Some ILO conditions have also been included in the law, Mr Shipar said adding both workers and owners can
take assistance from experts regarding formation of trade unions. The participation committee should be
elected, not selected.
Inspection of a factory has been made mandatory at the time of giving license to any factory or its renewal.
To improve the living standards of workers, the government, the buyers and the owners will have to form a
central fund for the employed beneficiaries of 100 percent export-oriented industries and wholly foreign-
owned companies.
No change can be made in the factory layout plan without the permission of factory inspectors, the amended
law states.
If any worker dies after two years in service, the management of the industries will have to pay compensation
equivalent to one month’s salary. And, if a worker dies in an accident during service, his relatives will be given
a compensation equivalent to 45 days’ salary.
If an owner sacks a worker who has served for more than a year at the factory, he/she will be entitled to 15
days’ salary for every year of service.
A permanent health center would be established if there are 5,000 workers or more who are employed and a
welfare officer should be employed and a safety committee to be established in the factories that employ 500
workers or more.
The bill defined an expert as the one who has at least 10 years of experience in trade union and was not
punished for any criminal offense by a court.The amended bill includes rice mill, saw mill, fishing trawler, fish
processing industry and ocean going ship in the industry sector.It said that to identify any misconduct of a
labor, there will be a committee comprising the same number of representatives from the owner’s and labor’s
sides.Under a provision of the bill, the owner of an industrial unit will provide office and its furniture for the
collective bargaining agent (CBA) of the industry.
The law has brought outsourcing (subcontracting) under registration to improve management of companies and
prevent exploitation of the workers.
Group insurance of the workers has been made mandatory for companies with minimum 100 workers.
The amended bill provides that in case of the death of a worker the employer will realize the insurance claim
from the insurance company and handover the money directly to the dependent of the deceased worker.

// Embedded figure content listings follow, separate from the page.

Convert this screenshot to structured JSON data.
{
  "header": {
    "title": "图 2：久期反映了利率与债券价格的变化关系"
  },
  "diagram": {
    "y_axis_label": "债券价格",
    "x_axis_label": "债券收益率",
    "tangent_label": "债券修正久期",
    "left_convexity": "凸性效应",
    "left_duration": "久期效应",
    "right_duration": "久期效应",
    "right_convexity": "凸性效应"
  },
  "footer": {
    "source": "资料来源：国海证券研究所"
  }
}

In case of voluntary retirement or termination with minimum 10 years of service, a worker will be entitled to
one month’s basic salary for each year of service. But s/he would get one and half month’s basic salary for
each year in case of more than 12 years of service.
There is a provision in the bill to keep consistency between the structural design and outlay of a factory while
Welfare Fund will have to be constituted for the workers of the export-oriented companies.
However, these amendments already met with criticism regarding its claim to have maintained international
standards.
The chief criticisms that has risen after this amendment can be outlined as follows:
1. There are discriminatory anti-strike provisions in the law favor foreign investors by prohibiting strikes in
any establishment during the first three years of operation if it is owned by foreigners or is established in
collaboration with foreigners.
2. The amended law also seeks to redirect attention to so-called “Participation Committees” and “Safety
Committees,” largely powerless bodies made up of management and workers.
3. The compensation amount being too low to drive any change of attitude from the owners.
Apart from the amendment, criticisms include the fear that Mr. Soheil Rana of Rana Plaza might go
unscratched, just like Mr. Delwar Hossain of Tazreen Factory Fire and also the owner of Spectrum Garment
collapse. The concern over not solving the labor leader Aminul Islam’s murder case also have continued to be
a major criticism and is believed to be among the major barriers to protecting the interest of the workers and
ensuring security for their freedom to associate.